法華狼の日記

他名義は“ほっけ”等。主な話題は、アニメやネットや歴史認識の感想。ときどき著名人は敬称略。

『うる星やつら オンリー・ユー』

 幼年時代に、諸星あたるが謎の少女と約束をかわしていた。そして学生になったあたるは、異星人のラムに求婚されながら他の女に粉をかける毎日をすごし、ラムを愛する終太郎たちに嫉妬され激怒されていた。
 そんなある日、エルという謎の女性とあたるが結婚するという招待状がばらまかれるが、あたるも何も知らない。そしてあらわれた巨大な宇宙船から異星人の女性が降りたち、あたるに対して女王エルと結婚するようにつげたが……


 高橋留美子原作の人気アニメ映画シリーズの1作目で、1983年に公開された。もとは別の監督が担当していたらしいが降板し、TVアニメ版で初監督をつとめている押井守が並行して短期間で完成。結果的に押井守初監督映画となった。

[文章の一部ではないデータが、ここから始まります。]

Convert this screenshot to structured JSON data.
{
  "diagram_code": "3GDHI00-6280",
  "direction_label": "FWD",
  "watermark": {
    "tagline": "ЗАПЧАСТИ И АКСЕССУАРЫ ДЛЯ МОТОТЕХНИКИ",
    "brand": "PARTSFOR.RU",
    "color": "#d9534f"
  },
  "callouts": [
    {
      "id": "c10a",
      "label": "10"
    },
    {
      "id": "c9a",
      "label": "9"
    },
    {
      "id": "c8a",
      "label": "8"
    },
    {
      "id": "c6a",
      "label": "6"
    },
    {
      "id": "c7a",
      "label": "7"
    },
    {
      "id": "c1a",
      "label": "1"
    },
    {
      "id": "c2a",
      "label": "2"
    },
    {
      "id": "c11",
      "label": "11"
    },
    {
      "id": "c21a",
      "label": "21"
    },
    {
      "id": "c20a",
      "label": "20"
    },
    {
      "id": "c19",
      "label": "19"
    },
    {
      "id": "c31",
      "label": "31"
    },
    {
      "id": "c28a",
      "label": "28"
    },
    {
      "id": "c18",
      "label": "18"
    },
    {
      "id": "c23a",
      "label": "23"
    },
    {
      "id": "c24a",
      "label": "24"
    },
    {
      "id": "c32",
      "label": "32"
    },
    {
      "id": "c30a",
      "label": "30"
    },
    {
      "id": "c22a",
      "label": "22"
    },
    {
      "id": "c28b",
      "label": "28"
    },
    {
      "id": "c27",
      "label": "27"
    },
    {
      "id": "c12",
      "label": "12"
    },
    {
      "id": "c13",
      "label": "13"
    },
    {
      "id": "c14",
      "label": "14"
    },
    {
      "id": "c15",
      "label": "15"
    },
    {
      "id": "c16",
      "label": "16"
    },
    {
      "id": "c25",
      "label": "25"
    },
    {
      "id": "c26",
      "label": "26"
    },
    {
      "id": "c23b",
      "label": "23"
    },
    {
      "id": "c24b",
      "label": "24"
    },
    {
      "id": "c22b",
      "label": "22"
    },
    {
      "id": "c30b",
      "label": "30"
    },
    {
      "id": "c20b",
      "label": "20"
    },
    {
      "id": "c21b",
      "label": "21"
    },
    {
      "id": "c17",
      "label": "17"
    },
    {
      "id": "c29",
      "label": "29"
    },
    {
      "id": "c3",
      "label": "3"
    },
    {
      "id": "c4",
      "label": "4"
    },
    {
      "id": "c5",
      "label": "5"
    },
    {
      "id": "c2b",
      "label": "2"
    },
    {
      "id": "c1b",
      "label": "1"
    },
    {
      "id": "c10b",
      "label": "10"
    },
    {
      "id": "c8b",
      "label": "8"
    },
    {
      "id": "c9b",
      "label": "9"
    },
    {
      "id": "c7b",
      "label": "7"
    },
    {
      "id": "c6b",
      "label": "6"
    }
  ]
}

 ここ最近にいくつか感想を書いている1983年のアニメ映画群のひとつだが*1、実はリメイクTVアニメ化を機に、一年くらい前に二十数年ぶりにDVDで再視聴していた。
 はっきり記憶していたのは謎の手紙を終太郎にとどけようとするアバンタイトル*2、中盤の宇宙船にクラスメイトが雑多に乗りこんでいる情景と、終盤の解凍男たちのモブ作画くらい。最後の最後に明かされる真相は視聴中に思い出した。
 山下将仁のメカニック監督と上妻晋作の原画が全編あばれまわり、作画の見どころは多い。絵コンテはこっているがアクションは少ない『うる星やつら2 ビューティフル・ドリーマー』よりも漫画映画としては楽しい。モブシーンも全体的によく動く。キャラクターデザインは古いが、当時の原作者の絵柄にあわせているのでしかたないか。
 あらためて見ると、歩きつづけるエルを従者が着替えさせる描写や、無理やりな結婚を止める構図など、全体が『ルパン三世 カリオストロの城』のパロディのようでもある。序盤の時計塔のなかで回りつづける歯車もそうだ。


 ただ、やはり映像も物語もTVSPか、せいぜい同年に半年後から媒体として生み出されたOVA*3くらいの印象だ。
 途中で千両役者のように登場する弁天など、原作やTVアニメを知っていることを前提にしたようで、結婚式にむけてキャラクターを勢ぞろいさせる展開ともども典型的なファンムービー。
 先述の『カリ城』のように既存の映画をパロディしたようなカットこそ多いが、時間の流れと空間の広がりをコントロールする映画らしさが薄い。観客を飽きさせないよう小ネタがつめこまれているが、結果として全体をとおすと起伏がちいさくて単調になっている。東映動画の漫画映画的。長編娯楽作品としてこれはこれで正解だとも思うが。
 ただ映画らしさを感じられないのは、DVDはスタンダードサイズで収録されていることも一因だろう。テロップなどを見ると、明らかに上下を切ったビスタサイズで上映されることを前提にしている。ためしにビスタサイズになるよう拡大して視聴するとキャラクターの頭上の無駄な空間がなくなり、舞い散る桜の作画もリピート目立たなくて、やはりビスタサイズで視聴することを前提にしていると感じた。
 ちなみにBlu-rayBOXではビスタサイズにトリミングされているらしいが*4、モニター側でサイズを変更しやすい現在なら映像ソフトにはスタンダードで収録したうえで、視聴者に拡大視聴を推奨する方向が良いのではないかと思った。

*1:こちらのコメント欄でも言及した。 『幻魔大戦』 - 法華狼の日記

*2:とはいえ記憶ではもっと背景動画が長かったが、別作品と記憶が混濁したのだろうか。

*3:その世界初のOVA押井守が共同監督である。 『ダロス』 - 法華狼の日記

*4:押井守と縁が深い荒川直人氏は効果を疑問視していた。